Through its funding decisions, COMBREX can help broaden as well as deepen our understanding of biochemical gene function by encouraging experimental investigation of specific genes. The choice of which genes to validate is an important one: little overall new knowledge is gained by validating closely similar relatives of isofunctional genes, and validating experiments for genes with no specific predicted functions are unlikely to succeed. Furthermore, the landscape of what is already known is uneven, with many validated examples of some functions and few or no examples of others.

COMBREX wishes to develop a new, integrative model of research in which experiments are prioritized to close the largest gaps in our overall predictive understanding of gene function. Such a model favors the validation of genes that provide relatively large increases in knowledge, for example because their validated function results in a large number of new predictions for other genes.

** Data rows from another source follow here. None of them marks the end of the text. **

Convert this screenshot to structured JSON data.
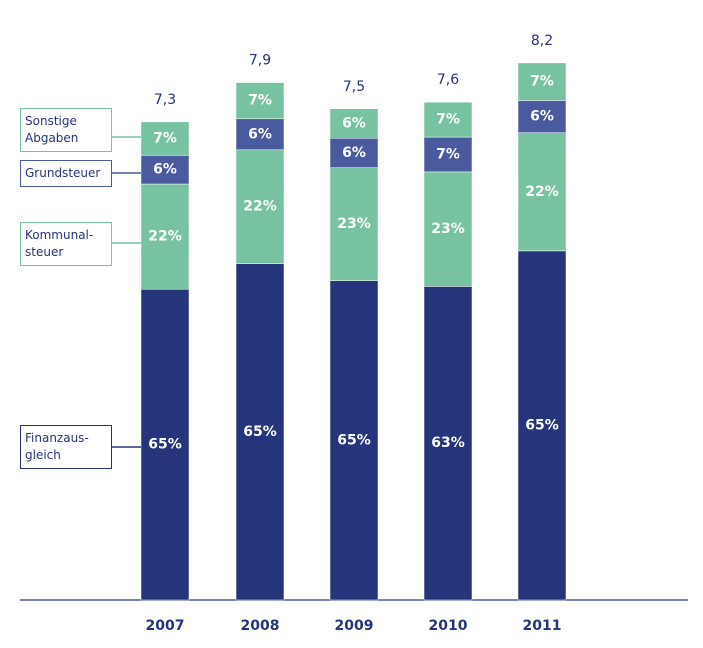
{
  "chart_data": {
    "type": "stacked-bar",
    "categories": [
      "2007",
      "2008",
      "2009",
      "2010",
      "2011"
    ],
    "totals": {
      "values": [
        7.3,
        7.9,
        7.5,
        7.6,
        8.2
      ],
      "value_labels": [
        "7,3",
        "7,9",
        "7,5",
        "7,6",
        "8,2"
      ]
    },
    "series": [
      {
        "name": "Finanzaus-\ngleich",
        "color": "#25347b",
        "values": [
          65,
          65,
          65,
          63,
          65
        ],
        "value_labels": [
          "65%",
          "65%",
          "65%",
          "63%",
          "65%"
        ]
      },
      {
        "name": "Kommunal-\nsteuer",
        "color": "#77c3a1",
        "values": [
          22,
          22,
          23,
          23,
          22
        ],
        "value_labels": [
          "22%",
          "22%",
          "23%",
          "23%",
          "22%"
        ]
      },
      {
        "name": "Grundsteuer",
        "color": "#4a5a9f",
        "values": [
          6,
          6,
          6,
          7,
          6
        ],
        "value_labels": [
          "6%",
          "6%",
          "6%",
          "7%",
          "6%"
        ]
      },
      {
        "name": "Sonstige\nAbgaben",
        "color": "#77c3a1",
        "values": [
          7,
          7,
          6,
          7,
          7
        ],
        "value_labels": [
          "7%",
          "7%",
          "6%",
          "7%",
          "7%"
        ]
      }
    ]
  }
}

At an early stage COMBREX will introduce lists of "high priority" genes, which may be identified as being of significant predictive or biomedical value, and to which COMBREX members may nominate candidates. As a longer-term goal, COMBREX is working towards the use of machine learning techniques such as active learning to optimize the selection of such genes.

=== New technologies ===

COMBREX encourages the development of new technologies and cost-effective assays for gene function determination. The experimental validation effort described above amounts to a massively parallel application of low-throughput experiments via many small-scale grants. High-throughput assays that can analyze many gene products in parallel may result in the determination of function for many genes simultaneously, and may help make large strides in our overall understanding of gene function.